Provincial / State sides
- Years: Team / Apps / (Points)
- 1995: Australian Capital Territory

Super Rugby
- Years: Team / Apps / (Points)
- 1996: ACT Brumbies

Coaching career
- Years: Team
- 2018–pres.: Canberra Vikings
- 2011–2012: ARU National Rugby Academy
- 2011: Edinburgh
- 2010–2011: Scotland A
- 2004, 2007: Canberra Vikings

= Nick Scrivener =

Australian rugby union player & coach

Nick Scrivener (born 1970) is an Australian professional rugby union coach and former player for the ACT Brumbies. As of 2018, he is head coach of Australian National Rugby Championship team the Canberra Vikings, a team he coached previously in 2014 and 2007.

Scrivener was previously head coach at Edinburgh and for Scotland A. He was also an assistant coach for the Australian national team for three seasons from 2012 to 2014.

==Early life==
Scrivener grew up in the Australian Capital Territory. He attended Marist College Canberra and played club rugby for Tuggeranong.

==Rugby career==
Scrivener toured with the ACT representative side to New Zealand in 1995, before playing for the Canberra Kookaburras team in the NSW AAMI Cup that finished runner-up later that year. He was a foundation team member of the ACT Brumbies in the inaugural year of the Super 12 competition in 1996.

==Coaching career==
In 1996, Scrivener began coaching with the ACT Rugby Union in Canberra schools. He became head coach of the ACT Rugby Academy, before joining the Brumbies as an assistant coach in 2000. Scrivener was head coach of the Canberra Vikings team for the Tooheys New Cup in 2004, and again for the Australian Rugby Championship in 2007. He was an assistant coach for Australia A in 2004, and also during the 2008 Pacific Nations Cup.

In 2009, after eight seasons at the Brumbies, Scrivener moved to Scotland where he had been signed by Edinburgh; initially as an assistant coach before taking over as head coach in 2011. He was also the head coach of the Scotland A team in 2010–11.
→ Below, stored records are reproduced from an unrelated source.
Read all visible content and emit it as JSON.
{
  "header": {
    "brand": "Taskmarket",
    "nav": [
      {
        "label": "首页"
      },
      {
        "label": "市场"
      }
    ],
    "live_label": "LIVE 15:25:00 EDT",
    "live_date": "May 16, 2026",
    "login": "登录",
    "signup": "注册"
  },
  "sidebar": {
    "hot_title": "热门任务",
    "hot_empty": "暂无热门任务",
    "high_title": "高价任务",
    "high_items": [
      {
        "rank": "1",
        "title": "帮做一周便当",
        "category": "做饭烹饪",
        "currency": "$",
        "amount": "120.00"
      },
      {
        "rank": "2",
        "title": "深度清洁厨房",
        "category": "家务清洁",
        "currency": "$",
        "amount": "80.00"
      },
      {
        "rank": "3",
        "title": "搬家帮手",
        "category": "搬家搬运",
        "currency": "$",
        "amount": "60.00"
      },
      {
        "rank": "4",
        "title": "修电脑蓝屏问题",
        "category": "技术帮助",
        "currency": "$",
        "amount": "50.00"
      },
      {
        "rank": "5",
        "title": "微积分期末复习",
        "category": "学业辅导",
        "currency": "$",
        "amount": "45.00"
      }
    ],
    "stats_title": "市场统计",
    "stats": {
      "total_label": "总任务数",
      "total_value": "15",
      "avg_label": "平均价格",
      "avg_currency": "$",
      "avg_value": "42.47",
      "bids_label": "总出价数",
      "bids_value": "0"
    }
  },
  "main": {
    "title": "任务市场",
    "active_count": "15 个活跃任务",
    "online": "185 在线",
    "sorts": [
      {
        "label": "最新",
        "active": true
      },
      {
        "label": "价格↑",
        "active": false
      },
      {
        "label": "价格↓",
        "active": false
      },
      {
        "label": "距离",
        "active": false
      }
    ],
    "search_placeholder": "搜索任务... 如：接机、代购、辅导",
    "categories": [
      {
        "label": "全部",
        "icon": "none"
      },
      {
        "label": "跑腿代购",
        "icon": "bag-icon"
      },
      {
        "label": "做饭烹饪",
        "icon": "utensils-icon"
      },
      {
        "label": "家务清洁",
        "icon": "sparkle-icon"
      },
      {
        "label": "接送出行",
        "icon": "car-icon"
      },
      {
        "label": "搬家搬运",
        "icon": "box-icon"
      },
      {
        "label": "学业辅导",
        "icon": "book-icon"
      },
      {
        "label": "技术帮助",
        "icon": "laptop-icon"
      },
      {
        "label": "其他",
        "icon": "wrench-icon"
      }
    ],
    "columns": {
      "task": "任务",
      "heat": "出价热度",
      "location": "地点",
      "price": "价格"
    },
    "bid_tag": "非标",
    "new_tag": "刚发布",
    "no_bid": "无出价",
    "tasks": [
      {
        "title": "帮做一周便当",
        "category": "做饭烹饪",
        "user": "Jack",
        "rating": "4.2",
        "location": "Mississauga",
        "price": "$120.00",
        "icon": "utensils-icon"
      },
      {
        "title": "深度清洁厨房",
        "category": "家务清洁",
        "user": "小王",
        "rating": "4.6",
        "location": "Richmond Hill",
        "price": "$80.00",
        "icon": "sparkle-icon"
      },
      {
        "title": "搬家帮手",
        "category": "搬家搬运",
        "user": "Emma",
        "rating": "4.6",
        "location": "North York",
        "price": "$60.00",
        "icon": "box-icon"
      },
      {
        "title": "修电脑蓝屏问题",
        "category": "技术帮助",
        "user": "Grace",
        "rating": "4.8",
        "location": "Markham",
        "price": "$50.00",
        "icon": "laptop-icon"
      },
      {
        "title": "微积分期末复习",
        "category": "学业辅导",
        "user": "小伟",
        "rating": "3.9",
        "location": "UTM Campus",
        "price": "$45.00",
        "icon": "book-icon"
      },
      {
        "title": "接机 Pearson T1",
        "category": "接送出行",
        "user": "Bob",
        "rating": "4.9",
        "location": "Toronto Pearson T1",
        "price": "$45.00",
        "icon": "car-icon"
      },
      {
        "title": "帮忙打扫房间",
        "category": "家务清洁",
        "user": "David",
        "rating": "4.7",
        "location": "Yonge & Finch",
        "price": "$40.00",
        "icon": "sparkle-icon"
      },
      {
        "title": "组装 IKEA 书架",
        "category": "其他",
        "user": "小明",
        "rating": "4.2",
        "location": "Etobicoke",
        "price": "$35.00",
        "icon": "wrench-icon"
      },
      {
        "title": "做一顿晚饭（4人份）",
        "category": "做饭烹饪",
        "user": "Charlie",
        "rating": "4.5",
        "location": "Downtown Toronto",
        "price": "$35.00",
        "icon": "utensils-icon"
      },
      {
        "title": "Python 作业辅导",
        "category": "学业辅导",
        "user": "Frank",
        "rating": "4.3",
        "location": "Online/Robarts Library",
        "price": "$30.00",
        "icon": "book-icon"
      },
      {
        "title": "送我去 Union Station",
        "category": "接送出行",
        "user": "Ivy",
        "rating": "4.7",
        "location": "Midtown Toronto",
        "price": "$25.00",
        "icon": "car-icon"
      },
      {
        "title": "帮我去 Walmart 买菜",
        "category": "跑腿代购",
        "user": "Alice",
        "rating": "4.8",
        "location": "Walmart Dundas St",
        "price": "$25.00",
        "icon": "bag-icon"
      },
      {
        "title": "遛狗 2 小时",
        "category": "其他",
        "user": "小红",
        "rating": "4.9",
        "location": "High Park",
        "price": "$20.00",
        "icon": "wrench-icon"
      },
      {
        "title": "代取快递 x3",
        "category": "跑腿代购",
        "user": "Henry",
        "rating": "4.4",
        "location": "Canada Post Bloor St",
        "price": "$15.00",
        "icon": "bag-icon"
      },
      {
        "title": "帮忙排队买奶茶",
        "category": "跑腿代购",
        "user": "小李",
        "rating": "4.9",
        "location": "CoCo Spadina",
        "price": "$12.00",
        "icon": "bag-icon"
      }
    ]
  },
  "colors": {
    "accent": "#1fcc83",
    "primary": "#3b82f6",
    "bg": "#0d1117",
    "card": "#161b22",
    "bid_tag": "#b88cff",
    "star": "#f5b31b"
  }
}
Scrivener returned to Australia to take up the head coaching position at the ARU's National Rugby Academy program in 2011. He was recruited by Wallabies coach Robbie Deans as an assistant coach for Australia in 2012 and continued as the defence coach with the Wallabies under new head coach Ewen McKenzie until October 2014. Scrivener moved to Japan in 2015 to take up a position as backs coach of Top League team Toyota Verblitz.

He was appointed head coach of the Canberra Vikings for the 2018 season of Australia's National Rugby Championship.